Everytime I use this method on the same python session the policy key returns a longer value (about 1.5x increase in length for every subsequent request). After a few requests the size of the policy gets really large (tens of MB) and the app breaks. If I restart the python service the policy size gets reset.

After digging in the boto3 documentation and some threads in GitHub and here I couldn't find anything that helped me in regards to resetting the S3 connection without having to restart the whole python session. To keep restarting the apache2 service periodically is not a good approach, so my solution was to call the generate_presigned_url from a standalone script using subprocess and parse the string output back to json before using it, which is not ideal, as I wish I didn't have to keep calling bash scripts from inside apache. The main functions I use follow bellow:

AWS_BUCKET_PARAMS = {'ACL': 'private'}

# connect to my linode's s3 bucket
def awsSign():
    return boto3.client('s3', aws_access_key_id=AWS_ACCESS_KEY_ID, aws_secret_access_key=AWS_SECRET_ACCESS_KEY, endpoint_url=AWS_ENDPOINT_URL)

# generate presigned post object for uploading files
def awsPostForm(file_path):
    s3 = awsSign()
    return s3.generate_presigned_post(AWS_BUCKET, file_path, AWS_BUCKET_PARAMS, [AWS_BUCKET_PARAMS], 1800)

# generate post object from external script
def awsPostFormTerminal(file_path):
    from subprocess import Popen, PIPE
    cmd = [ 'python3', '-c', f'from utils import awsPostForm; print(awsPostForm("{file_path}"))' ]
    output = Popen( cmd, stdout=PIPE ).communicate()[0]
    return json.loads(output.decode('utf-8').replace('\n', '').replace("'", '"'))

The problem happens regardless of calling awsSign() one or many times for a list of files.
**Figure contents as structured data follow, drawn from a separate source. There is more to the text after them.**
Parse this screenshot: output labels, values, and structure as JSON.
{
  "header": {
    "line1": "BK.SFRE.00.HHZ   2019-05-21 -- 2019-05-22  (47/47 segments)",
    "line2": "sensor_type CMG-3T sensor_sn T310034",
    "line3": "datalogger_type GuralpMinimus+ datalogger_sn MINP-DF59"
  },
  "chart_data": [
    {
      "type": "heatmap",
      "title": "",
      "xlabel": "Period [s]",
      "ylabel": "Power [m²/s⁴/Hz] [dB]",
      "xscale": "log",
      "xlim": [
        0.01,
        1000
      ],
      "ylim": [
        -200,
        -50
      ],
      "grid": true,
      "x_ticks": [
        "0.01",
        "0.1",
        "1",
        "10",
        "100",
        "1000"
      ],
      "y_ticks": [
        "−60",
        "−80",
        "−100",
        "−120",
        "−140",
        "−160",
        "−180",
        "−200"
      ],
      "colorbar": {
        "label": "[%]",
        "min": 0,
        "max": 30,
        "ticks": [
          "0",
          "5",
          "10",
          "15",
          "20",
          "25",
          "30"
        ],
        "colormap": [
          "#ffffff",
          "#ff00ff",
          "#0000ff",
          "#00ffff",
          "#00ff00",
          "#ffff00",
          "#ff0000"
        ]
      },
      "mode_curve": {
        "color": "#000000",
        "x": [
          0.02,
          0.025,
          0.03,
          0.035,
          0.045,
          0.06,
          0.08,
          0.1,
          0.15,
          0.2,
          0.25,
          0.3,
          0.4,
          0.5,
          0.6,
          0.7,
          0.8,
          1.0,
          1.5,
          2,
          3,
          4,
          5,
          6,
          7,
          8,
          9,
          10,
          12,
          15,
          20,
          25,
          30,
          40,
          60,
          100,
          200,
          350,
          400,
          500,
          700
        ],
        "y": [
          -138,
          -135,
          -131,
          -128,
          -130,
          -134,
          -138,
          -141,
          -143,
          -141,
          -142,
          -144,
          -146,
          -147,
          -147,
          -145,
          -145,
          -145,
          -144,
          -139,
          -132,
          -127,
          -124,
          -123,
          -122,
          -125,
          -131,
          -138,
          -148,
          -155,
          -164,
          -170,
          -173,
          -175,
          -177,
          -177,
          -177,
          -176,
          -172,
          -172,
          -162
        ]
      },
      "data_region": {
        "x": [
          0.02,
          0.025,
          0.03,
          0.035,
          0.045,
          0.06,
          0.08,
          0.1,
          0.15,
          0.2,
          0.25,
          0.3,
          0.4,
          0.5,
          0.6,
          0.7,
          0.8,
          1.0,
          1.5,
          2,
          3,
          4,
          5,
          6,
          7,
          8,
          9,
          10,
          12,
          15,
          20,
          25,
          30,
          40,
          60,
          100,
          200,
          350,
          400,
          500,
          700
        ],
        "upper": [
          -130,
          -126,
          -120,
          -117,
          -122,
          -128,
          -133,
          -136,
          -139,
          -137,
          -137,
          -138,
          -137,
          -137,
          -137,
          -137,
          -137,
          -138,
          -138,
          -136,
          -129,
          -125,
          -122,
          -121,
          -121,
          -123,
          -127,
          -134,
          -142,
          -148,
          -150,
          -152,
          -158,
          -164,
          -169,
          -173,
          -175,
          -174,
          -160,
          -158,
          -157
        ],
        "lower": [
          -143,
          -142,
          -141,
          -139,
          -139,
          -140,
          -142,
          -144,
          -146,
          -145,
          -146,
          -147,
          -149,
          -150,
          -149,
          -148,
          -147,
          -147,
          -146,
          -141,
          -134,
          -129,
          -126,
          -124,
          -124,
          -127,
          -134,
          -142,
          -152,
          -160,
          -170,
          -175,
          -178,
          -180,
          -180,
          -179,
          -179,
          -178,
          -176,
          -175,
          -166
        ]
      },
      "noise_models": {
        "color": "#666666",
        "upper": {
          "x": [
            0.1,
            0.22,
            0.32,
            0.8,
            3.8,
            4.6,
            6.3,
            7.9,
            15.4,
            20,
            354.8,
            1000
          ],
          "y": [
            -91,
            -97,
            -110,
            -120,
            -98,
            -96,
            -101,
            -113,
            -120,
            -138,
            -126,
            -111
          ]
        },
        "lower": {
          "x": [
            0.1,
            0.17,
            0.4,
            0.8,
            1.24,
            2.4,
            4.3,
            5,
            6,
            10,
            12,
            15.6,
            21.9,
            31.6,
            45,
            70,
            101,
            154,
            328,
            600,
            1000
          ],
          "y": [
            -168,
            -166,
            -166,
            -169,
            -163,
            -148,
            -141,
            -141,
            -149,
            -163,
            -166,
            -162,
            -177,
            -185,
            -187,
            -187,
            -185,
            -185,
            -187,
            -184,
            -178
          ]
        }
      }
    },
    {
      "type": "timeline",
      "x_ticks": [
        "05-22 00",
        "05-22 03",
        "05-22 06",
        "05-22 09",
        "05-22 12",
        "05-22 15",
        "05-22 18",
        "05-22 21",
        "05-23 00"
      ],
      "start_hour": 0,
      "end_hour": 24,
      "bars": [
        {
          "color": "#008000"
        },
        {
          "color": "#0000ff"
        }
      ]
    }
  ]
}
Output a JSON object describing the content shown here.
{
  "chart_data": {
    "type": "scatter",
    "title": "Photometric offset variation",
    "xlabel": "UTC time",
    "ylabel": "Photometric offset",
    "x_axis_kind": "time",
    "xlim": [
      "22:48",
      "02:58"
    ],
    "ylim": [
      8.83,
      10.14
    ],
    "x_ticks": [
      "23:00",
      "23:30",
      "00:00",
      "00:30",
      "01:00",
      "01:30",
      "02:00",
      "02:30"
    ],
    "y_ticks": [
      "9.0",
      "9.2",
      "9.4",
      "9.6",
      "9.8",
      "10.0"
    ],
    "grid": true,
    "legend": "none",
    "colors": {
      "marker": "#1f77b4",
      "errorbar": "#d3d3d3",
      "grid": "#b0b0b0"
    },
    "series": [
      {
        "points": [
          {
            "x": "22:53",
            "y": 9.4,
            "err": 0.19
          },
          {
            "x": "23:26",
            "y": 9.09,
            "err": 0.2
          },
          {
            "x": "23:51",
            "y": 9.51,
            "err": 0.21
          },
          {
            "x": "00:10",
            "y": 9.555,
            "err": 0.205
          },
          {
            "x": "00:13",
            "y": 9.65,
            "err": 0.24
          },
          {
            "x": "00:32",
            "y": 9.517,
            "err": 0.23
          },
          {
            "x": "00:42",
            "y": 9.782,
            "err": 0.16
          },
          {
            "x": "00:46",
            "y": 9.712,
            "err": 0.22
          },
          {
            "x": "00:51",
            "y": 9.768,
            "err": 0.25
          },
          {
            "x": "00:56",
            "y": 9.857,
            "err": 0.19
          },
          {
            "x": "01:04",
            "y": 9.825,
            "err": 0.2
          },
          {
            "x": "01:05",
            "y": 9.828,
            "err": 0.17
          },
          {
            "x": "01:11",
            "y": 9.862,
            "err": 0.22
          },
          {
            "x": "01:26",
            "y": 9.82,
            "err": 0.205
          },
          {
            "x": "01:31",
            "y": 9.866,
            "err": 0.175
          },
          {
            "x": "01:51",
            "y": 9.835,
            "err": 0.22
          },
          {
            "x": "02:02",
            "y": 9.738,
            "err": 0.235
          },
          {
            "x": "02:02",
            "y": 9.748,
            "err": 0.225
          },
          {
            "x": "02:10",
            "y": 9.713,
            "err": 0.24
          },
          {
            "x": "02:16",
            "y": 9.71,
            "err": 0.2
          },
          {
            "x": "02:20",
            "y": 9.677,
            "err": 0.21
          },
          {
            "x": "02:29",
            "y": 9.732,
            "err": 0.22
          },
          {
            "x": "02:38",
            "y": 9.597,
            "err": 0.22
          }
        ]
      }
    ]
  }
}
In short, I wish for a better way of retrieving subsequent post forms from generate_presigned_url in the same python session, without increasing the policy on every new request. If there is a proper way to restart the boto3 connection, provide some parameters that I missed when setting the API calls or maybe it's something particular to the Linode's S3 object storage service.

I also posted the same question on stackoverflow.

If anyone can point me at the right direction I'll appreciate!

The policy is base64-encoded. I believe this is a JSON document.

Have you tried decoding the base64 policy after each request to identify what is different about it each time?

Is it possible one of the parameters you’re feeding in is somehow including details from a previous request?

Decoding the policy back did the job! Turns out the AWS_BUCKET_PARAMS variable was altered by reference after passing through generate_presigned_post. This way the requests were sending all returned data from the previous request as well. Copying the variable inside the function scope before sending the request did the job, now there are no duplications and the returned object's size is stable. Thanks!

@SilvanaNobre brilliant!

Thanks for letting us know, your solution may help someone else in the same situation!